La représentation corticale précoce des stimuli visuels, auditifs et somato-sensitifs est située dans le néo-cortex unimodal. Au contraire, celle des sens gustatifs et olfactifs est située dans le cortex limbique et para-limbique. Ces dernières régions sont considérées comme importantes dans les processus émotionnels et dans la composante affective des stimuli externes. Cependant, bien que de nombreuses études sur les mécanismes de récompense chez l’ animal soient basées sur les aliments, la composante affective et de motivation pour les aliments reste peu explorée.
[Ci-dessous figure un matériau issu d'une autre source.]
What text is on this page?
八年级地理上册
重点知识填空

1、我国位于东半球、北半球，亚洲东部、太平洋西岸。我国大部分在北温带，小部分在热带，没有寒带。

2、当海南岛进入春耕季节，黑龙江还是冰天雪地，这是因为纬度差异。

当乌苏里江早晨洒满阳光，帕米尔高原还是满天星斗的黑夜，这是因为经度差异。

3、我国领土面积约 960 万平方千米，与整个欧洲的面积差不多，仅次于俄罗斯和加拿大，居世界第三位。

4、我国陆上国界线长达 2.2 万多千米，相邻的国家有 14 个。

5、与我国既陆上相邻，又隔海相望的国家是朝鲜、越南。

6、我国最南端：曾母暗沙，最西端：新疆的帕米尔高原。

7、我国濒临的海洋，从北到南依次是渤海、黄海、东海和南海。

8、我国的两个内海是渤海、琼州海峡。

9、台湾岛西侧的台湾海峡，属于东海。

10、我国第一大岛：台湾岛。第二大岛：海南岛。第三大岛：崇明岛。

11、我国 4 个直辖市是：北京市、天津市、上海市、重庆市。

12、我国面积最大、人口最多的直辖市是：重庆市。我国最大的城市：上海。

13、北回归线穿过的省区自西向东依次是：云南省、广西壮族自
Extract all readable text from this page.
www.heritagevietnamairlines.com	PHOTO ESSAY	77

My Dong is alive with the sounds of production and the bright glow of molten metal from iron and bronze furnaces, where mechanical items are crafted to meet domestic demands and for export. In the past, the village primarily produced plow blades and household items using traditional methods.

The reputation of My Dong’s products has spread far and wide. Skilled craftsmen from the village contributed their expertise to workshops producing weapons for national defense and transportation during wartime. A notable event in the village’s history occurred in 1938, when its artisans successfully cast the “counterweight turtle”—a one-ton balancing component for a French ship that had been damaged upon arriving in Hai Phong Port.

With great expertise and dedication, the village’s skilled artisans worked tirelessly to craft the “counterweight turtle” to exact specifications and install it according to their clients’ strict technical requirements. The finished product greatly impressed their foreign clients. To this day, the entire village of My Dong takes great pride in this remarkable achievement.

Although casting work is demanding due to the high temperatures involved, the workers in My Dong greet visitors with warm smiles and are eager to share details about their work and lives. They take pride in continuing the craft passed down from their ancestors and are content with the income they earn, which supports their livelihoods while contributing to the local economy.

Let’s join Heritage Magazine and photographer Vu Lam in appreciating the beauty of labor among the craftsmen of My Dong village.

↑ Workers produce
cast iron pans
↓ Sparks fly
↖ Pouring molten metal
Dans cette étude l’ activité cérébrale induite par la composante affective des aliments a été étudiée par scanographie PET (Positive Electron Tomography) lors de l’ ingestion de chocolat au-delà du seuil de satiété. Ainsi, les modifications du flux sanguin cérébral pouvaient être attribuées à l’ effet de récompense, puisque à la fois le stimulus sensoriel et la prise alimentaire étaient constants. Lors du début de l’ expérience, le fait de prendre du chocolat était en phase avec la motivation des volontaires, mais alors que la satiété était dépassée, le fait de prendre ce chocolat devenait contraire à la motivation. Dans cette expérience, le même geste était donc soit une récompense soit une punition ! Le fait de prendre du chocolat conduisait à une implication différente des régions limbiques néo-corticales ou chémo-sensibles lorsque les volontaires étaient très motivés pour en prendre ou au contraire motivés pour ne pas en prendre. Cette dissociation fonctionnelle était particulièrement nette dans le cortex orbito-frontal (OFC), le flux sanguin diminuant dans l’ OFC médian et augmentait dans l’ OFC latéral lorsque le valeur de récompense du chocolat devenait une aversion. Ce qui indique qu’ il peut y avoir une ségrégation de la représentation neuronale de la récompense et de la punition dans ces régions. Ces résultats suggèrent que deux systèmes de motivation sensoriels distincts co-existent : l’ un gouvernant les attitudes d’ attirance et l’ autre celles d’ évitement.

 

Changes in brain activity related to eating chocolate: from pleasure to aversion. Small DM, Zatorre RJ, Dagher A, Evans AC, Jones-Gotman M. Brain, 2001, 124 : 1720-33.